Depreciation, depletion and amortization (DD&A) expense on oil and gas properties for the three and nine months ended September 30, 2010 totaled $14,429,000, or $1.82 per Mcfe, and $42,648,000, or $1.85 per Mcfe, respectively, as compared to $17,643,000, or $2.21 per Mcfe, and $67,268,000, or $2.52 per Mcfe, during the comparable 2009 periods. The declines in our DD&A per Mcfe were primarily the result of the ceiling test write-downs of a substantial portion of our proved oil and gas properties during 2009 as a result of lower commodity prices, the impact of the Woodford Shale joint development agreement, as well as reserve additions during 2010 from our Woodford operations. We expect DD&A per Mcfe for the fourth quarter of 2010 to generally approximate the third quarter of 2010 rate.

Interest expense, net of amounts capitalized on unevaluated properties, totaled $3,147,000 and $7,336,000 during the quarter and nine months ended September 30, 2010 as compared to $3,531,000 and $10,095,000 during the 2009 periods. We capitalized $1,562,000 and $6,285,000 of interest during three and nine month periods of 2010 and $2,113,000 and $6,350,000 during the 2009 periods.
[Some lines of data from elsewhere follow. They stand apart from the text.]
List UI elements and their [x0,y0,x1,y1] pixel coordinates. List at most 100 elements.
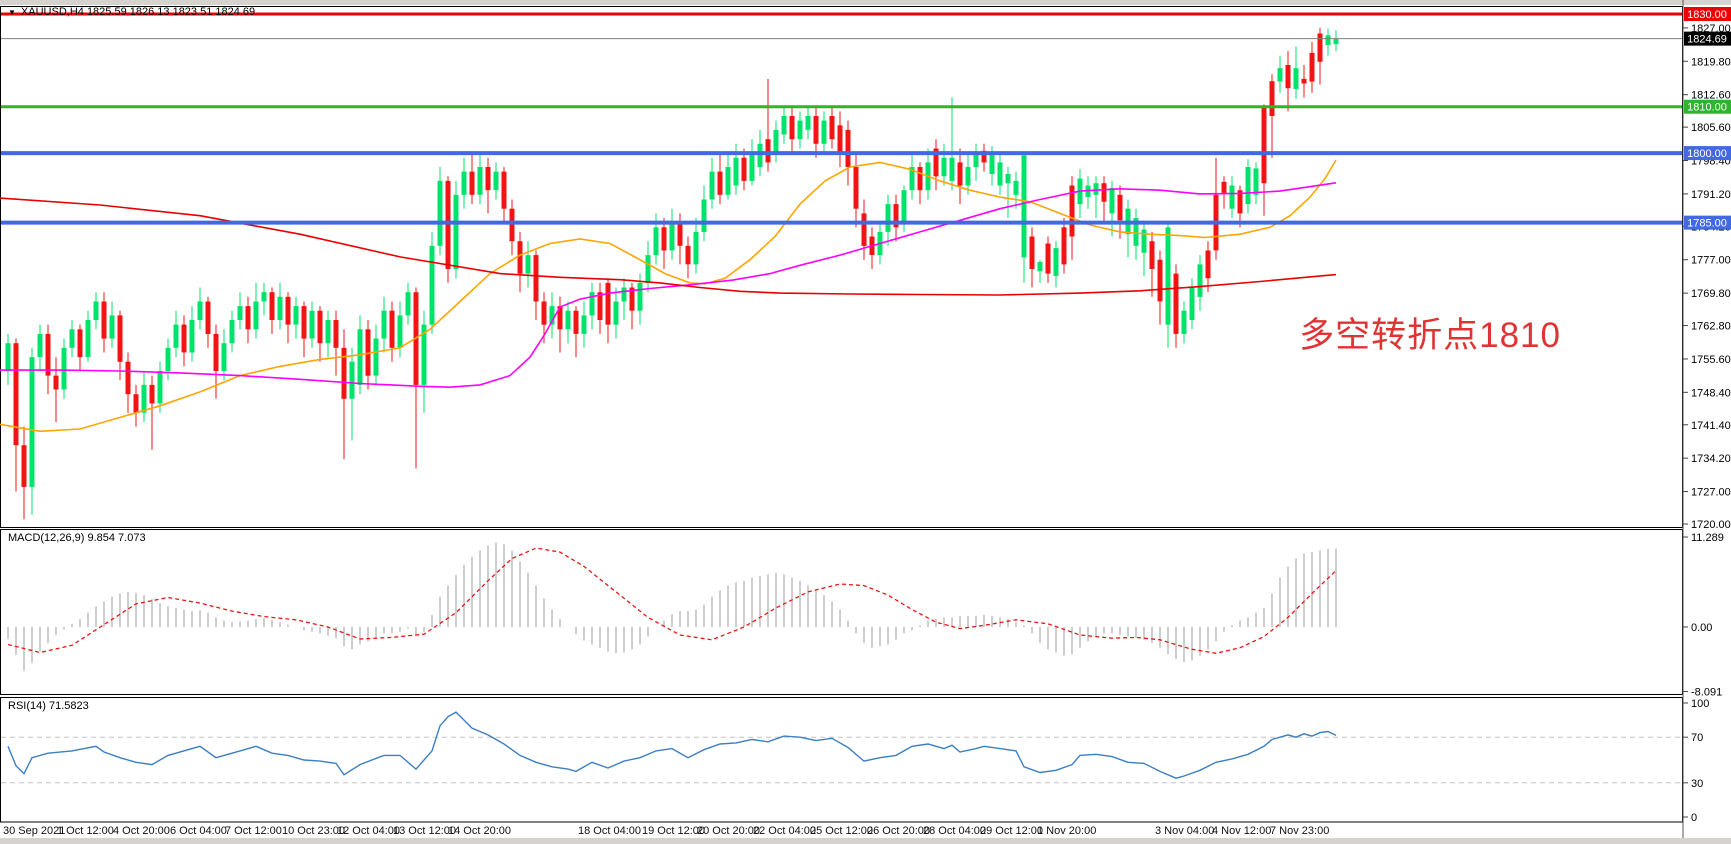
candle-body [669,222,675,251]
candle-body [325,320,331,344]
candle-body [549,306,555,325]
rsi-axis-label: 0 [1691,812,1697,824]
candle-body [285,296,291,325]
window-top-strip [0,0,1731,5]
candle-body [917,167,923,191]
time-label: 3 Nov 04:00 [1155,825,1214,837]
candle-body [5,343,11,371]
time-label: 30 Sep 2021 [3,825,65,837]
candle-body [637,282,643,311]
candle-body [813,116,819,144]
candle-body [1117,194,1123,221]
macd-signal-line [7,547,1337,654]
candle-body [1133,218,1139,246]
candle-body [1269,81,1275,116]
candle-body [53,375,59,390]
candle-body [293,306,299,325]
candle-body [1069,185,1075,237]
candle-body [389,310,395,348]
macd-panel[interactable] [0,529,1683,695]
candle-body [1221,181,1227,193]
candle-body [1261,106,1267,184]
symbol-dropdown-icon[interactable]: ▼ [8,7,16,17]
time-label: 7 Nov 23:00 [1270,825,1329,837]
candles[interactable] [5,27,1339,520]
candle-body [1037,262,1043,272]
candle-body [1093,183,1099,195]
candle-body [717,171,723,195]
time-label: 28 Oct 04:00 [923,825,986,837]
candle-body [541,301,547,325]
candle-body [373,338,379,376]
time-label: 4 Nov 12:00 [1212,825,1271,837]
candle-body [1325,35,1331,45]
candle-body [1245,167,1251,205]
candle-body [957,162,963,186]
price-tick-label: 1812.60 [1691,90,1731,102]
time-label: 22 Oct 04:00 [753,825,816,837]
candle-body [309,310,315,339]
time-label: 19 Oct 12:00 [642,825,705,837]
time-label: 4 Oct 20:00 [113,825,170,837]
candle-body [741,157,747,181]
candle-body [805,116,811,130]
candle-body [1157,259,1163,302]
symbol-ohlc-text: XAUUSD,H4 1825.59 1826.13 1823.51 1824.6… [20,6,256,18]
candle-body [1293,68,1299,90]
candle-body [437,180,443,246]
time-label: 12 Oct 04:00 [337,825,400,837]
price-flag [1684,31,1731,46]
candle-body [757,143,763,167]
candle-body [1285,65,1291,89]
candle-body [1309,52,1315,82]
time-label: 14 Oct 20:00 [448,825,511,837]
chart-annotation-text[interactable]: 多空转折点1810 [1299,316,1561,355]
candle-body [573,310,579,334]
candle-body [909,167,915,191]
candle-body [597,292,603,320]
candle-body [237,306,243,320]
candle-body [837,125,843,154]
candle-body [1061,227,1067,265]
candle-body [677,222,683,246]
ma-magenta-line [0,182,1337,389]
time-label: 10 Oct 23:00 [282,825,345,837]
candle-body [941,157,947,177]
rsi-plot [1,711,1682,784]
candle-body [989,153,995,174]
time-label: 29 Oct 12:00 [980,825,1043,837]
time-label: 1 Oct 12:00 [57,825,114,837]
price-tick-label: 1720.00 [1691,519,1731,531]
price-axis[interactable]: 1827.001819.801812.601805.601798.401791.… [1683,23,1731,824]
candle-body [141,384,147,413]
candle-body [773,129,779,154]
candle-body [397,315,403,348]
candle-body [213,333,219,371]
candle-body [1029,236,1035,269]
candle-body [1229,185,1235,209]
rsi-panel[interactable] [0,697,1683,823]
candle-body [1053,248,1059,276]
candle-body [461,171,467,195]
candle-body [253,301,259,330]
candle-body [117,315,123,362]
candle-body [1141,229,1147,253]
candle-body [765,139,771,163]
candle-body [77,329,83,358]
time-label: 20 Oct 20:00 [697,825,760,837]
candle-body [429,245,435,325]
candle-body [333,320,339,348]
main-price-panel[interactable] [0,6,1683,528]
candle-body [349,361,355,399]
candle-body [1205,250,1211,279]
candle-body [789,116,795,140]
candle-body [477,167,483,195]
candle-body [581,315,587,334]
candle-body [157,371,163,404]
symbol-info-bar: ▼ XAUUSD,H4 1825.59 1826.13 1823.51 1824… [8,6,255,18]
price-tick-label: 1734.20 [1691,453,1731,465]
candle-body [1189,287,1195,320]
candle-body [973,153,979,167]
We have reduced the outstanding borrowings under our bank credit facility from $100 million at September 30, 2009 to zero at September 30, 2010. We also retired our 10 3/8% Senior Notes due 2012 during August 2010 in connection with the issuance of our 10% Senior Notes due 2017, which will result in a further decrease in our interest expense for the remainder of 2010.